Prezydent apeluje także, by w tym podniosłym okresie zachować spokój i powagę. – Jeżeli chcemy, żeby to wielkie wydarzenie sportowe wiązało nas mocniej pozytywnymi przeżyciami, to warto przemyśleć, czy planowane strajki, demonstracje i manifestacje – choć pewnie w znacznej mierze stoją za nimi ważne racje – po prostu przenieść na późniejszy okres. No a jeśli nie chcemy? Jeśli pozytywne przeżywanie utrudnia nam świadomość, że pan Prezydent podpisuje ustawy niezgodne z Konstytucją? Że wpisuje się w „świecką tradycję”, zgodnie z którą władzy nie należny przeszkadzać zwłaszcza wtedy, gdy jest okazja, by pochełpić się osiągnięciami i „sprawną organizacją zawodów”?

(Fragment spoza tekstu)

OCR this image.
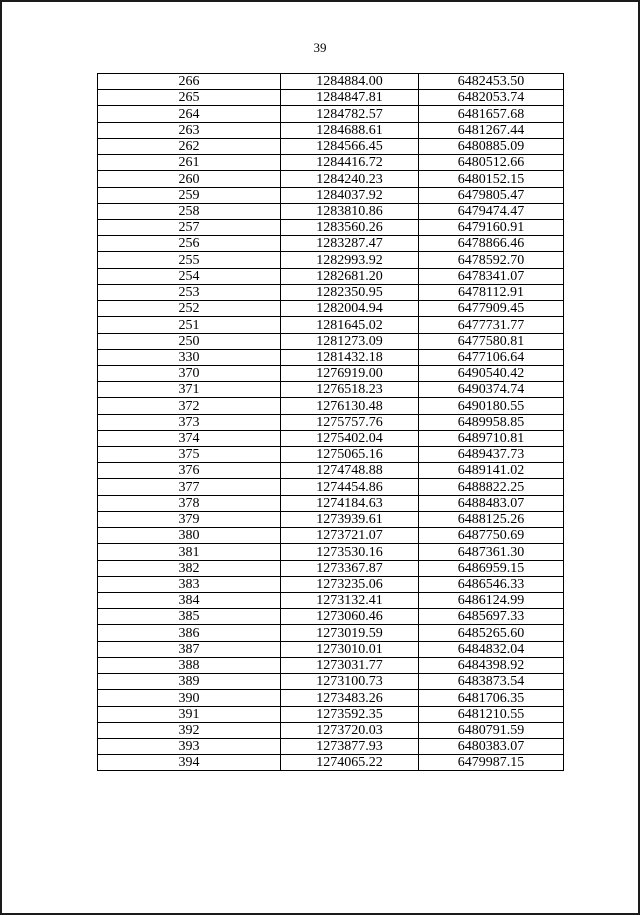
39
266	1284884.00	6482453.50
265	1284847.81	6482053.74
264	1284782.57	6481657.68
263	1284688.61	6481267.44
262	1284566.45	6480885.09
261	1284416.72	6480512.66
260	1284240.23	6480152.15
259	1284037.92	6479805.47
258	1283810.86	6479474.47
257	1283560.26	6479160.91
256	1283287.47	6478866.46
255	1282993.92	6478592.70
254	1282681.20	6478341.07
253	1282350.95	6478112.91
252	1282004.94	6477909.45
251	1281645.02	6477731.77
250	1281273.09	6477580.81
330	1281432.18	6477106.64
370	1276919.00	6490540.42
371	1276518.23	6490374.74
372	1276130.48	6490180.55
373	1275757.76	6489958.85
374	1275402.04	6489710.81
375	1275065.16	6489437.73
376	1274748.88	6489141.02
377	1274454.86	6488822.25
378	1274184.63	6488483.07
379	1273939.61	6488125.26
380	1273721.07	6487750.69
381	1273530.16	6487361.30
382	1273367.87	6486959.15
383	1273235.06	6486546.33
384	1273132.41	6486124.99
385	1273060.46	6485697.33
386	1273019.59	6485265.60
387	1273010.01	6484832.04
388	1273031.77	6484398.92
389	1273100.73	6483873.54
390	1273483.26	6481706.35
391	1273592.35	6481210.55
392	1273720.03	6480791.59
393	1273877.93	6480383.07
394	1274065.22	6479987.15
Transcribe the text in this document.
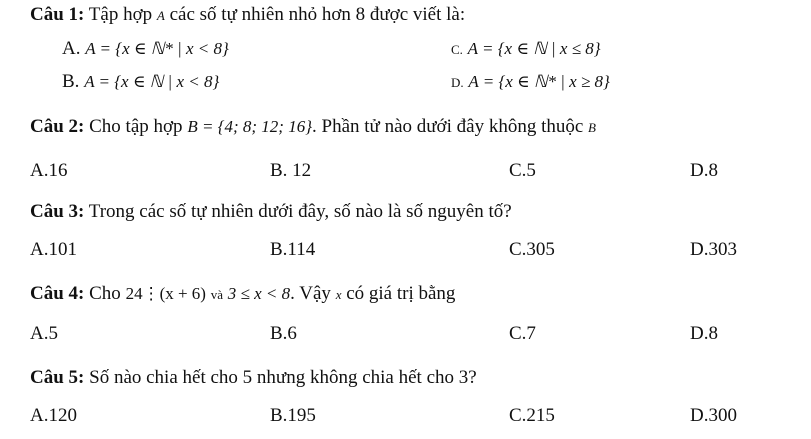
Câu 1: Tập hợp A các số tự nhiên nhỏ hơn 8 được viết là:
A. A = {x ∈ ℕ* | x < 8}	C. A = {x ∈ ℕ | x ≤ 8}
B. A = {x ∈ ℕ | x < 8}	D. A = {x ∈ ℕ* | x ≥ 8}
Câu 2: Cho tập hợp B = {4; 8; 12; 16}. Phần tử nào dưới đây không thuộc B
A.16	B. 12	C.5	D.8
Câu 3: Trong các số tự nhiên dưới đây, số nào là số nguyên tố?
A.101	B.114	C.305	D.303
Câu 4: Cho 24⋮(x + 6) và 3 ≤ x < 8. Vậy x có giá trị bằng
A.5	B.6	C.7	D.8
Câu 5: Số nào chia hết cho 5 nhưng không chia hết cho 3?
A.120	B.195	C.215	D.300
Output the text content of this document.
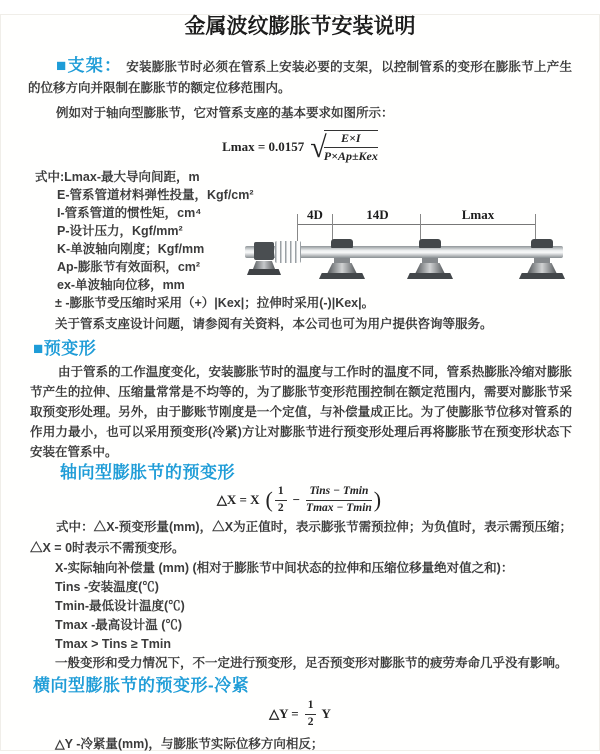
金属波纹膨胀节安装说明

■支架： 安装膨胀节时必须在管系上安装必要的支架，以控制管系的变形在膨胀节上产生的位移方向并限制在膨胀节的额定位移范围内。

例如对于轴向型膨胀节，它对管系支座的基本要求如图所示：

Lmax = 0.0157 √	E×I
P×Ap±Kex
式中:Lmax-最大导向间距，m
E-管系管道材料弹性投量，Kgf/cm²
I-管系管道的惯性矩，cm⁴
P-设计压力，Kgf/mm²
K-单波轴向刚度；Kgf/mm
Ap-膨胀节有效面积，cm²
ex-单波轴向位移，mm
± -膨胀节受压缩时采用（+）|Kex|；拉伸时采用(-)|Kex|。
关于管系支座设计问题，请参阅有关资料，本公司也可为用户提供咨询等服务。
4D	14D	Lmax
■预变形

由于管系的工作温度变化，安装膨胀节时的温度与工作时的温度不同，管系热膨胀冷缩对膨胀节产生的拉伸、压缩量常常是不均等的，为了膨胀节变形范围控制在额定范围内，需要对膨胀节采取预变形处理。另外，由于膨账节刚度是一个定值，与补偿量成正比。为了使膨胀节位移对管系的作用力最小，也可以采用预变形(冷紧)方让对膨胀节进行预变形处理后再将膨胀节在预变形状态下安装在管系中。

轴向型膨胀节的预变形
△X = X ( $\frac{1}{2} - \frac{\text{Tins − Tmin}}{Tmax - Tmin}$ )

式中：△X-预变形量(mm)，△X为正值时，表示膨张节需预拉伸；为负值时，表示需预压缩；△X = 0时表示不需预变形。

X-实际轴向补偿量 (mm) (相对于膨胀节中间状态的拉伸和压缩位移量绝对值之和)：
Tins -安装温度(℃)
Tmin-最低设计温度(℃)
Tmax -最高设计温 (℃)
Tmax > Tins ≥ Tmin
一般变形和受力情况下，不一定进行预变形，足否预变形对膨胀节的疲劳寿命几乎没有影响。
横向型膨胀节的预变形-冷紧
△Y = $\frac{1}{2}$ Y
△Y -冷紧量(mm)，与膨胀节实际位移方向相反；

Ponad trzydzieści lat temu apelowano o „spokój i rozwagę”. W exposé generał premier Wojciech Jaruzelski zaapelował o „90 dni spokoju”, zaniechanie wszelkich akcji strajkowych i protestacyjnych, bo Polskę czekały „ważne reformy”. Wiemy co z tego wyszło, a obiecanych reform jak nie było wtedy, tak nie ma i dziś. I jeśli naprawdę – jak chcą niektórzy – historia się powtarza, to oznacza to tylko jedno – rządzący nie wyciągają z jej lekcji żadnych wniosków. Bo ileż można z uporem maniaka rozwiązywać te same problemy, stawać przed tymi samymi wyzwaniami, w kółko podejmować trudne i odważne decyzje, które nie tylko niczego nie poprawiają, ale często są krokiem wstecz?

Dywagując o cudach nie można nie odnotować zwycięstwa p. Palikota w pierwszomajowych ogólnokrajowych mistrzostwach Polski w populizmie i wygadywaniu farmazonów. Opowiadał ze swadą i przekonaniem, że będziemy prowadzili politykę pełnego zatrudnienia, będziemy prowadzili politykę »zero bezrobocia«. (…) Polityka pełnego zatrudnienia to realne zadanie polityczne, które musi wziąć na siebie każda administracja rządowa. To jest cel, któremu ma być podporządkowane wszystko to, co będzie państwo robiło. (…) Tak, państwo będzie budować fabryki, państwo ma budować fabryki, nie ma żadnego powodu, żeby państwo nie budowało fabryk. Pewnie, że nie ma żadnego powodu, żeby państwo nie budowało fabryk, w których na śmieciowych kontraktach menadżerskich zatrudnienie znajdą partyjni fachowcy. Poza tym dawniej państwo budowało fabryki i rosło w siłę, a ludziom żyło się dostatnio. Komu to przeszkadzało?


Talon umożliwiający zakup towarów wyprodukowanych w wybudowanej przez państwo fabryce żywności.